Esse crescimento acompanha a força que a ficção científica vem ganhando também nas telas, com produções de peso no cinema e no streaming reacendendo o interesse por narrativas que misturam ciência, dilemas humanos e futuros distópicos.
Leitores que olham para o futuro
O público brasileiro de ficção científica é diverso. Embora a faixa entre 19 e 35 anos concentre boa parte dos leitores, há interesse entre adolescentes e também entre quem já passou dos 60. Homens e mulheres aparecem em proporções equilibradas, reforçando que o fascínio pelo “e se…” da ficção científica é universal.
Esses leitores buscam mais do que simples entretenimento: querem ideias provocadoras, mundos complexos e questionamentos éticos sobre o impacto da tecnologia e das escolhas humanas. São fãs que gostam de mergulhar fundo nas páginas e refletir sobre temas como inteligência artificial, robótica, universos paralelos e os limites da humanidade.
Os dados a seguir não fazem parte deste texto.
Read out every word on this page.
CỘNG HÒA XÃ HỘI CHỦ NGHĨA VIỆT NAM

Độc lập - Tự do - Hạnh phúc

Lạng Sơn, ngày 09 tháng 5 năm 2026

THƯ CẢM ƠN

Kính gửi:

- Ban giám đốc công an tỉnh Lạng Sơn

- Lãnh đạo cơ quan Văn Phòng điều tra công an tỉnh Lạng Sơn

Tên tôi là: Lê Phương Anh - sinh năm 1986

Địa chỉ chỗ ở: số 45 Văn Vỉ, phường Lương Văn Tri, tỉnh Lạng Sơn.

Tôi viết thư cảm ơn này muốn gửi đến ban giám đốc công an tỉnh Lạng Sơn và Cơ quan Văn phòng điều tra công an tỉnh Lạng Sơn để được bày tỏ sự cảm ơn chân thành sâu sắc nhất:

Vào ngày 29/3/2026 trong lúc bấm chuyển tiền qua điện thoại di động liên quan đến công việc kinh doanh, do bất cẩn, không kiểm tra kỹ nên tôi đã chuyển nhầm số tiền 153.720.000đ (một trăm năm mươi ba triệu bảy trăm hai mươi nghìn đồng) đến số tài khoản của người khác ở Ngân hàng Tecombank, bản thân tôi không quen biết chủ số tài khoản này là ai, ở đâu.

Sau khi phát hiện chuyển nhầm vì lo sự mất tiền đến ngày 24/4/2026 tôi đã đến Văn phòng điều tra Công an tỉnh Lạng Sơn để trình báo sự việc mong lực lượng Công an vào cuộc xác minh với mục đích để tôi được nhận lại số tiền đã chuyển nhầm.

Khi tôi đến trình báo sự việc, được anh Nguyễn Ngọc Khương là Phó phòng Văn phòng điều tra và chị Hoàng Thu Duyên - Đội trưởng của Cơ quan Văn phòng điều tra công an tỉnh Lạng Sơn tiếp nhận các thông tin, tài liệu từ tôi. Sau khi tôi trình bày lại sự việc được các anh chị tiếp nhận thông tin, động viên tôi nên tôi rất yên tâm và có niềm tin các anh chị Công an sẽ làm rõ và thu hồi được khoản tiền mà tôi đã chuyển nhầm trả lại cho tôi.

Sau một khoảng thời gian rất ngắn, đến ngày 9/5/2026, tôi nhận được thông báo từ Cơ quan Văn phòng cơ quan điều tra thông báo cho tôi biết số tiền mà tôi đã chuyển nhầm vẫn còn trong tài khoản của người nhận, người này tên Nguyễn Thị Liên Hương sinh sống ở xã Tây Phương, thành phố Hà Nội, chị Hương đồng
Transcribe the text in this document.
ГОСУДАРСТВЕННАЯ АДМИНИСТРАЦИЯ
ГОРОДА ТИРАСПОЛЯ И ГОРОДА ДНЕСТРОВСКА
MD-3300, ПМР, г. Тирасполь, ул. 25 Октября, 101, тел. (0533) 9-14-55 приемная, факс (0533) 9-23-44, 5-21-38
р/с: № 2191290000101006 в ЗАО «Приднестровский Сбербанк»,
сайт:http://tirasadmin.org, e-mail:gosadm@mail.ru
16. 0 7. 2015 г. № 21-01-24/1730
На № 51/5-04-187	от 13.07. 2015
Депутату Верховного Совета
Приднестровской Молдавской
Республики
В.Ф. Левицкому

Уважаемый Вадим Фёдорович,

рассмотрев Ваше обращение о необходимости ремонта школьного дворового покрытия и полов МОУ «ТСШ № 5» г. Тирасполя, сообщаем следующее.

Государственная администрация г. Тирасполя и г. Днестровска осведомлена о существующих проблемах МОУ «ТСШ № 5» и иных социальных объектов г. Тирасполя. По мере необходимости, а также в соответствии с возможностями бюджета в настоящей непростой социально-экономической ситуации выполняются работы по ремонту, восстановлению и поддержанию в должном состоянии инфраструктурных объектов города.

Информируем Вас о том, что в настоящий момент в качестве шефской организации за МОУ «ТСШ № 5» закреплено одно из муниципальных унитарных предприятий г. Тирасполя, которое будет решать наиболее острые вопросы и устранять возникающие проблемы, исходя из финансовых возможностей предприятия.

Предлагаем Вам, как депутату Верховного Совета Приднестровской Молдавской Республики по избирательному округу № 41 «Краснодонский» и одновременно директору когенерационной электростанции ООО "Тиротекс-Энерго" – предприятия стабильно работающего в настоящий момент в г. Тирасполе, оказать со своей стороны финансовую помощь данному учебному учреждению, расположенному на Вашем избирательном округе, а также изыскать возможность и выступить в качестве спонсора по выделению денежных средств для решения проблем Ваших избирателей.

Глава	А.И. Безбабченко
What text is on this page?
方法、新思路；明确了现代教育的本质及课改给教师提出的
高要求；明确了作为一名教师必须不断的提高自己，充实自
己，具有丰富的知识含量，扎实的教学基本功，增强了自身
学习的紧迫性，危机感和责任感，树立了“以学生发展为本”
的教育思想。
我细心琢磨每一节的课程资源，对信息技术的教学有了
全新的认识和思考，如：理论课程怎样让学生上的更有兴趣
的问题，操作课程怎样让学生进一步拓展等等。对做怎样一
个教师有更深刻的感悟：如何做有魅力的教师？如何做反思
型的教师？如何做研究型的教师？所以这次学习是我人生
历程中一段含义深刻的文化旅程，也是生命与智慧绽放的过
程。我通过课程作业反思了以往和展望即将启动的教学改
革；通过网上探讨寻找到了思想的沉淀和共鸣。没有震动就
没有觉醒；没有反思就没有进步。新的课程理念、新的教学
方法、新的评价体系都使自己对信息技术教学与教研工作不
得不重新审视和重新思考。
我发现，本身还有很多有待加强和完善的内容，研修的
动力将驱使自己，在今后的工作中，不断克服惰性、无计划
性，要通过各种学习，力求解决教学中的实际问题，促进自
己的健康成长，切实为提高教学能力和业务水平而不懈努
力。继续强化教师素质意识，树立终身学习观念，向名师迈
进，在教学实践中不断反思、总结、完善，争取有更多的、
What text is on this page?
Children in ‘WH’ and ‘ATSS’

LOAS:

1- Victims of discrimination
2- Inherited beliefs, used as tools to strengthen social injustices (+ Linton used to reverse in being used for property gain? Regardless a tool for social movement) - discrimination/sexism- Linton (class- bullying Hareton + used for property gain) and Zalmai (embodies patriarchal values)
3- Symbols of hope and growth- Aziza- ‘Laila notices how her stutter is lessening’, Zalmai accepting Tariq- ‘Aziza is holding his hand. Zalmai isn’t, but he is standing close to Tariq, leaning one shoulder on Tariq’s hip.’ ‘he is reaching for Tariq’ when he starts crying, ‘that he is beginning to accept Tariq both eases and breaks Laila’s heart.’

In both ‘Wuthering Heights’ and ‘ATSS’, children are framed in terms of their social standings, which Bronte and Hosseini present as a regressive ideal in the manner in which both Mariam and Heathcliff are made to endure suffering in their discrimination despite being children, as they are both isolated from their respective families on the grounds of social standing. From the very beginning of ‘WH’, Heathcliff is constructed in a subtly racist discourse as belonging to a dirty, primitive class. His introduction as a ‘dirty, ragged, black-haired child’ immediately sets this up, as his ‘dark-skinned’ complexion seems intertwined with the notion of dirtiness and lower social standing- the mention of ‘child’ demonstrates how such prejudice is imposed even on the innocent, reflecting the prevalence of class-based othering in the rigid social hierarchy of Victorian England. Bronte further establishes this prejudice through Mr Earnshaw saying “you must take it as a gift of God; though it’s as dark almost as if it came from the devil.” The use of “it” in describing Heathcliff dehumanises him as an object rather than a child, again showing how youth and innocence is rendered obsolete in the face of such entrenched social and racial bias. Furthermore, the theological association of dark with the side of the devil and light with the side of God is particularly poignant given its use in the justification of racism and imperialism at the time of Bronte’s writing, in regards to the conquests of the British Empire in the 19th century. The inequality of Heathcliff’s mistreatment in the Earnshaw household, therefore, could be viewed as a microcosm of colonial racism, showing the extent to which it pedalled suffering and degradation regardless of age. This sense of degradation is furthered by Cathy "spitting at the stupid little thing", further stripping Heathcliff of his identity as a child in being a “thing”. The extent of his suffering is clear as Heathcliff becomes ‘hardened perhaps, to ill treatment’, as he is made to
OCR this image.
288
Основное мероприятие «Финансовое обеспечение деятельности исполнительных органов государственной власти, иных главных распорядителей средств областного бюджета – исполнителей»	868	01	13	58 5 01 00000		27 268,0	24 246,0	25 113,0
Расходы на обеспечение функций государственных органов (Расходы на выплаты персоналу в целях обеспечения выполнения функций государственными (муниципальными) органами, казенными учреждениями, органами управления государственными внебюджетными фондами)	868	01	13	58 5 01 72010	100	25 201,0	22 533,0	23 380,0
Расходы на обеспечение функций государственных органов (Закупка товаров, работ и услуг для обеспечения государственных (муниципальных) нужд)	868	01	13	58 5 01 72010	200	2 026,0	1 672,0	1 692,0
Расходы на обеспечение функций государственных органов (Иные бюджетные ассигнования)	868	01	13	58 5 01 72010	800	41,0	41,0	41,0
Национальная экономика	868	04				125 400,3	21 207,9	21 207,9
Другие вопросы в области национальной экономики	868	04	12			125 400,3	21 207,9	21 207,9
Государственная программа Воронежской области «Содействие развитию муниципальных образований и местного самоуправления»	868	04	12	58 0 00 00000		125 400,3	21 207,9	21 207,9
Entre os traços mais marcantes desse público estão:
- Curiosidade por diferentes áreas do conhecimento;
- Fascínio por imaginar o futuro moldado pela ciência;
- Interesse em narrativas que desafiam a realidade;
- Busca por originalidade e criatividade;
- Desejo de refletir sobre dilemas sociais e existenciais.
“Cinzas Cósmicas”: um novo destaque nacional
Surfando nessa nova onda de interesse, o escritor Alejandro Puerta lançou recentemente Cinzas Cósmicas, obra apresentada na Livraria da Travessa do Shopping Iguatemi, em São Paulo.
O livro acompanha personagens que enfrentam dilemas éticos e emocionais em um futuro transformado pelos avanços científicos. A narrativa equilibra tecnologia e emoção, explorando temas como amor, perdão e os limites da criação humana.
Para Puerta, a ficção científica vai além do escapismo:
“Escrevi Cinzas Cósmicas como uma tentativa de colocar a ciência em diálogo com o coração humano. Muitas vezes nos fascinamos com o que é possível criar, mas esquecemos de perguntar se deveríamos criar. Esse livro é sobre escolhas — sobre como a tecnologia pode nos salvar ou nos destruir, mas, sobretudo, sobre como o amor e o perdão ainda são os maiores atos revolucionários da humanidade”, comenta o autor.
Um futuro promissor para a literatura especulativa
Com novos autores surgindo, eventos dedicados ao gênero e uma base de leitores cada vez mais engajada, a ficção científica parece ter encontrado seu espaço definitivo nas estantes brasileiras. Cinzas Cósmicas é apenas um dos exemplos de como o gênero segue se reinventando e mostrando que imaginar o futuro continua sendo uma das formas mais humanas de entender o presente.